In fact, if you take Manny’s career with Boston and divide it into apparent hot (actually just normal) and cold streaks and remove the anti-correlated data pairs, you do get a significant or nearly significant serial correlation (of linear weights / PA). And as I have noted elsewhere, player seasons often divide into chunks that chi-square tells us are unlikely to be random.

Standard statistical tests of streakiness just aren’t up to the task of demonstrating it’s real.

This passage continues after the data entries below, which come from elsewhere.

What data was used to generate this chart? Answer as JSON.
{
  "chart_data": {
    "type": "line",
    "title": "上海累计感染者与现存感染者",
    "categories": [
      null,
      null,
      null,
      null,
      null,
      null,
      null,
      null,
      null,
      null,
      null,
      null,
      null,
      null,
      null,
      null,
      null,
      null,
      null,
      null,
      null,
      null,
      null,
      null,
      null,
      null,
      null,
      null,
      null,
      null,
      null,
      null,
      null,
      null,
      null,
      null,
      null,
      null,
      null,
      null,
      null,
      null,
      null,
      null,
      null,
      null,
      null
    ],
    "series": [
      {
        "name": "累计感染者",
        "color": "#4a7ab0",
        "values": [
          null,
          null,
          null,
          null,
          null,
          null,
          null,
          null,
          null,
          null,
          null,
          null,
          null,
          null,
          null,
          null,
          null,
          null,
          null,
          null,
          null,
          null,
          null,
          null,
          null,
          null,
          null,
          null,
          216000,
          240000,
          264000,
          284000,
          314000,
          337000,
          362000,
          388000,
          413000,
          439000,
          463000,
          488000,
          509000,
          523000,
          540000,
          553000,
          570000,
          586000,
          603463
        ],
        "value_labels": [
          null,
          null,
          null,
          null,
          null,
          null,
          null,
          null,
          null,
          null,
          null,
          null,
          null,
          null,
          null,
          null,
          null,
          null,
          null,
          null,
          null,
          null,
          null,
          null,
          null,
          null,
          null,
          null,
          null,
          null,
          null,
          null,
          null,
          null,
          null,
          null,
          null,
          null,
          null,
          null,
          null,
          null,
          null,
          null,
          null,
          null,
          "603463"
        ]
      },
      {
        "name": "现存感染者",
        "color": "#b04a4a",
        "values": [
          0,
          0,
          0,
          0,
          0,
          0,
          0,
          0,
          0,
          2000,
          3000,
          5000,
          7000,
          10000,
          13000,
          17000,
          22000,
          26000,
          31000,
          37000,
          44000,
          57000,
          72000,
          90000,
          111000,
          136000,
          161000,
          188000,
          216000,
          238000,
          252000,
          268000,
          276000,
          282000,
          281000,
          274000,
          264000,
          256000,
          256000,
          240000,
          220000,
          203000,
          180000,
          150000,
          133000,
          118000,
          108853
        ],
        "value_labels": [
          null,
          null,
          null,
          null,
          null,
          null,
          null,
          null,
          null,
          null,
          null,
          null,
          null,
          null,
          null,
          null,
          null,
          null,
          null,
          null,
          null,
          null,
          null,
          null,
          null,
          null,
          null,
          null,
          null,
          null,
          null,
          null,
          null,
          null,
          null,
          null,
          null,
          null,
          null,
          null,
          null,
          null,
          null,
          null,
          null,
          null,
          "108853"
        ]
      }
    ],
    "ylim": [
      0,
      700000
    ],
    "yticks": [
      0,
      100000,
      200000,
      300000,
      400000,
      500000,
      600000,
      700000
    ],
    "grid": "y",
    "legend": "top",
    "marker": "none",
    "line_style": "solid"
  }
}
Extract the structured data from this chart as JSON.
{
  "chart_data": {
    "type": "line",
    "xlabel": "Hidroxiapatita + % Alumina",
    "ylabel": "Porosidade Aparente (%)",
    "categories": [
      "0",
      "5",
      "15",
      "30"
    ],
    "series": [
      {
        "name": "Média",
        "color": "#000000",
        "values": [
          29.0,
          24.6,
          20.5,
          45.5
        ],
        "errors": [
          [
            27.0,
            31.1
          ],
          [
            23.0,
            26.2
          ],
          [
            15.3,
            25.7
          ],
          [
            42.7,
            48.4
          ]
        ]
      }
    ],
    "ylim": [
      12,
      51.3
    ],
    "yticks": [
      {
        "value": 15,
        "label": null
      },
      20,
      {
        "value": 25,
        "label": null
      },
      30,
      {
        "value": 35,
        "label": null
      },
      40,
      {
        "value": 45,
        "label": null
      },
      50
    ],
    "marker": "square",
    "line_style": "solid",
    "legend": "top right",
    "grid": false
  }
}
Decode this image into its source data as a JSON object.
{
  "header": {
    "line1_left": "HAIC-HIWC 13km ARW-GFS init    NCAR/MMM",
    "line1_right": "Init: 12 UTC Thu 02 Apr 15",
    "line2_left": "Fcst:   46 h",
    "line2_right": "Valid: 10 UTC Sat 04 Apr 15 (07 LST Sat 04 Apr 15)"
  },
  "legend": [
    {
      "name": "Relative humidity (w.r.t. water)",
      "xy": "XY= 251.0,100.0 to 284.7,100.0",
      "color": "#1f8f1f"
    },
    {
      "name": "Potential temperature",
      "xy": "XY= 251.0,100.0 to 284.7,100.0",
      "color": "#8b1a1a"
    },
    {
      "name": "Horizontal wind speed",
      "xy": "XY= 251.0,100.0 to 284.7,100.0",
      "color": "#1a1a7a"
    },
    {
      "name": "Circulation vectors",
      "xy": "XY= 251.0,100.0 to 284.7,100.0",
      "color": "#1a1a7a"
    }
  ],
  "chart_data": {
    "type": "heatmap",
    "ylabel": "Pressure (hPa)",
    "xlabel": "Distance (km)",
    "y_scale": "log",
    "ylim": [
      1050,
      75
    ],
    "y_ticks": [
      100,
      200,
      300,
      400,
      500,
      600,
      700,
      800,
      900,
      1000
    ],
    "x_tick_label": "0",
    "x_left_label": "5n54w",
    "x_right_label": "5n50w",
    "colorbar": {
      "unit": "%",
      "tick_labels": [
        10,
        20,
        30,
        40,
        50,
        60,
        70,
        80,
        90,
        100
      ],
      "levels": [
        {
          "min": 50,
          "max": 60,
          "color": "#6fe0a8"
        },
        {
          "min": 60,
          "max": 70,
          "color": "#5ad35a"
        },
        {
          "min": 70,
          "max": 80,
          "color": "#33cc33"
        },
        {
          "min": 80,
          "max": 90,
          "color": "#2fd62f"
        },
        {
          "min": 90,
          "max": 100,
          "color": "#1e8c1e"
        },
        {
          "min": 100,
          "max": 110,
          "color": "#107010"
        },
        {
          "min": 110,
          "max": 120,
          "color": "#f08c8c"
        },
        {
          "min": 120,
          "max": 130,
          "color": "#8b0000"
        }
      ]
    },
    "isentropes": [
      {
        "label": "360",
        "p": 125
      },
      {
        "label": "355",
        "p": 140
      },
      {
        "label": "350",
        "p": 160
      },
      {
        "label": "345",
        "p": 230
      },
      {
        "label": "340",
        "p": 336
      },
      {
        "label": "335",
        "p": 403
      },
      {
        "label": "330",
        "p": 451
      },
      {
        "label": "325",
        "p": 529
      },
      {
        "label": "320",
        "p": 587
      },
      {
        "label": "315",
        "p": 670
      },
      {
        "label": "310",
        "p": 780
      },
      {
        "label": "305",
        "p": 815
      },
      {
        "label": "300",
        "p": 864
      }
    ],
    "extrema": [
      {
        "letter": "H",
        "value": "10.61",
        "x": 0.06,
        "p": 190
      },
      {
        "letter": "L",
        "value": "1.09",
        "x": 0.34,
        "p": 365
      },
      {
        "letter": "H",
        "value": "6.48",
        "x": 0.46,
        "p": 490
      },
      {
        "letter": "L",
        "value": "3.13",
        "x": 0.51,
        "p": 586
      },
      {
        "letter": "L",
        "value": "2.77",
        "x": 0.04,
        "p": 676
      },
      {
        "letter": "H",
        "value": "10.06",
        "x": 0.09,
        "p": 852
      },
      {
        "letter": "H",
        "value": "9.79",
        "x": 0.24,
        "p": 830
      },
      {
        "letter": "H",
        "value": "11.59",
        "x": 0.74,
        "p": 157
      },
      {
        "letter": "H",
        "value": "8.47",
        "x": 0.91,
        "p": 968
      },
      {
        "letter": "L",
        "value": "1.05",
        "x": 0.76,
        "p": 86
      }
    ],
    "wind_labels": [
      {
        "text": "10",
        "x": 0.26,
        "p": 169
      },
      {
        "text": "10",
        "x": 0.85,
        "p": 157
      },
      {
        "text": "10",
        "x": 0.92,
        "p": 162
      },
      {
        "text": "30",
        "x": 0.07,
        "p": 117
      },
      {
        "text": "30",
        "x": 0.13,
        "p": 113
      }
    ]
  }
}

That doesn’t mean it isn’t real — a perfect example of what Bill James calls the “fog.”

I’m 100% certain that a study using experienced baseball scouts could prove the existence of streakiness by having them significantly outperform chance in their ability to predict the end of slumps by streaky players like Manny (as Jerry Remy used to do). IOW, they’d say, “OK, today player X fixed his mechanics and should perform better over the next N games than the last N.” And they would be right most of the time.